Wednesday 23 March 2016

A tool to monitor your computer's real-time port usage

Screen snapshot of the tool
In recent 5 posts, we talked about how important is data in Machine Language algorithms and introduced a source of data every one of us who uses a computer and the Internet; has access to it. It is port information of our computer's connections to the Internet or the attached network. That is a good source of data because:
  • The port information does not contain data about the target or hosts you work with them, so you do not give us information about your host.
  • It is steady and always available.

We also introduced a simple script which gathers the information and sends them to the server. This script is the base of our data collection, and you can run it on Linux or Mac OS (On linux you just have to change the "-F." to "-F:" and may need some changes to work on Windows too):

netstat -an |  grep "ESTABLISHED"  | awk '{print  $5}'  | awk -F. '{print $NF}' |  sort -n |  uniq -c | awk '{print $2 ":" $1}'


We also showed how you can visualize this information and use some classification methods to learn the way your computer uses ports (spectrum & pattern).

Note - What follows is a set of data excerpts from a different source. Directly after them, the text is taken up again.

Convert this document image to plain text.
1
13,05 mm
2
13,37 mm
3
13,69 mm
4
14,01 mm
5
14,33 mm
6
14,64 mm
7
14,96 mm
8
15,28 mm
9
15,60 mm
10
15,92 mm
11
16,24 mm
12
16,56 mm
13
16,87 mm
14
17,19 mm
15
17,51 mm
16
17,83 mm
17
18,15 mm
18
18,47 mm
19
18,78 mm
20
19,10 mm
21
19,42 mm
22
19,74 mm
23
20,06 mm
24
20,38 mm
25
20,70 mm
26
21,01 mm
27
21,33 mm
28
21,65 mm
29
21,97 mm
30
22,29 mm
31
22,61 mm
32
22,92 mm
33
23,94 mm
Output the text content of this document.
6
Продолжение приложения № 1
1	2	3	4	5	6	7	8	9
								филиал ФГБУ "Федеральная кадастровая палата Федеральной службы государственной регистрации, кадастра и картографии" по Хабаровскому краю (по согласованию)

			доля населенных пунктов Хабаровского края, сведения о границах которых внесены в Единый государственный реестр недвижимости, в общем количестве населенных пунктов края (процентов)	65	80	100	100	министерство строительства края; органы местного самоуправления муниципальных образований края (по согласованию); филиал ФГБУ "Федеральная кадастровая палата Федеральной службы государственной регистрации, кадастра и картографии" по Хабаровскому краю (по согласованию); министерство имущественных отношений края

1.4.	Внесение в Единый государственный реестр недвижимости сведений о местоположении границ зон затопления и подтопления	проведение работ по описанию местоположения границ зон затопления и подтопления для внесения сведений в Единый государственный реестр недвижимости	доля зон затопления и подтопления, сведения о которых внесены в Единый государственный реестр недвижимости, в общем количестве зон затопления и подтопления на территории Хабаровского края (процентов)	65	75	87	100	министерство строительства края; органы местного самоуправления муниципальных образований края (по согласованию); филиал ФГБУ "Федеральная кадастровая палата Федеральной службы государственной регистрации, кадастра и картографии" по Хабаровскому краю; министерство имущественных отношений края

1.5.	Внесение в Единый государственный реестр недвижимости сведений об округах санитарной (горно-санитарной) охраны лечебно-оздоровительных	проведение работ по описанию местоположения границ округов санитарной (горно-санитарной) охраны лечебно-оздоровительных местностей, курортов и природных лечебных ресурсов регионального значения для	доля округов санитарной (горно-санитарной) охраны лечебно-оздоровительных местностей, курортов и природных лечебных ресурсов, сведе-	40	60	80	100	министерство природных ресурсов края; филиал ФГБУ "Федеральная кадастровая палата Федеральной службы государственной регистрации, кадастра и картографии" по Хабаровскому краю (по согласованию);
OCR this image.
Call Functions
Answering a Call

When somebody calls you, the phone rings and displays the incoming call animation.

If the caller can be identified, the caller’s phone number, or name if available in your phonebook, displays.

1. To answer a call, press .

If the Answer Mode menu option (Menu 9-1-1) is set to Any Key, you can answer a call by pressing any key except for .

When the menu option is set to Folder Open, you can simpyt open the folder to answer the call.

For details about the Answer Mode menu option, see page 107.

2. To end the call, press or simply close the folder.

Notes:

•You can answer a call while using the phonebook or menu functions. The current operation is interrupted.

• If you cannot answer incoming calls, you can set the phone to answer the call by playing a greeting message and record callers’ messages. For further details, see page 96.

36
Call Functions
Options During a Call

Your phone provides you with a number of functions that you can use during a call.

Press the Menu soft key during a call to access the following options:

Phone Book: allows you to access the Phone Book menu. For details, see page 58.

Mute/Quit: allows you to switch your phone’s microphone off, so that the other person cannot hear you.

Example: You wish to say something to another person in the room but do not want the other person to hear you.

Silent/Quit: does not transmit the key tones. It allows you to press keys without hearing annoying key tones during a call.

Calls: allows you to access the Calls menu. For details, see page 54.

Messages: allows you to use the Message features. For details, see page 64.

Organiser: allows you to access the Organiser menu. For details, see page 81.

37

Now, I have tried to build an online tool to show the status of your computer's port usage continuously. The thing I am talking about today is how to use it. But first some notes:
  • This is not a commercial application, so it does not have the fancy features of a commercial application, but as long as I tested it, it works well.
  • The part that sends data to the server is just a simple script; which you can open it in an editor and see what information get sent to the server.
  • Currently, I deployed the application on an Amazon's t2.micro server, and if I see people using it a lot, I am going to replace the instance type with better one. (So there is a chance you feel some slow response.)
  • It does not do any statistical calculation. By statistical I mean using standard deviation, interpolation, outlier statistical calculation and ... 
  • All it does is what we have talked about in recent 5 post, which is using probability, Bayes Theorem, and the Bayesian Network ideas.

How to use it
Go to the following link and download the script file "onlineAnalysis.sh" from the help link in the upper right corner of the screen:

Online port usage analysis

Give the execution permission to the script with "chmod +x onlineAnalysis.sh" command, and before running the script make sure there is only one page of the above report link is open. You can also open the script with an editor to make sure what information it sends to the server. Start sending the data by running the script like the following:

$./onlineAnalysis.sh 500


This command sends 500 samples of your computer Internet (network) connections' port information to the server. The delay between samples is just 2 seconds. The server recognizes you by your IP address, so it is better to have a valid IP address or at least only one machine sends information in your network. (Otherwise, things get messy.) However, you can send information from one machine and look at the results on another machine if you are using same shared IP address.


What it does?
The server application simply collects your sending data and tries to learn your latest 5-minutes usage pattern. If your most recent usage violates the learned pattern, it warns you. The orange warnings have some low priority, but the red ones belong to some significant changes in usage pattern.

The port transformation function transforms any given port to the following five categories:

Total:      Total port numbers
HTTP:       Port 80
HTTPS:      Port 443
0..1024:    Port <= 1024
1025..655:  Port >1024


So the application understands port 80, but not port 22, then port 22 and scores into 0.1024 category, port 80 also considered one in 0..1024 too. What you also need to know is that this service's design is not to tell you what application you are using. It has been designed to learn and test your computer's port usage pattern, which has a correlation with the application you use. Just do not expect it to catch immediately the changes because your computer's OS does not release or close the ports immediately after you exit a program.


Test procedure
The basic test procedure can be like the following steps:
  • Close all applications which use the Internet, like browsers, messaging softwares, torrents, etc.
  • Open the report link: Online port usage analysis
  • Wait a minute or two to let your computer closes all unused connections.
  • Run the given script "onlineAnalysis.sh" to send information.
  • As I said, during the first 30 sample, it only learns the pattern, but you see it gets data.
  • Then it starts to compare the new given dataset to the stored pattern. It keeps the latest 5 minutes information which means 5 x 60 / 2 = 150 samples to build the matrix we talked about in the previous post.
  • Now start using search with Google. Since Google works with HTTPS protocol, it catches the changes.
  • If you use a torrent application to download, since it opens many connections to download files, again it catches the change.
  • The positive point is, if you use torrent for a while, it learns your usage pattern, then if you stop using the torrent, it warns you. Or if you add a new file to download it understands.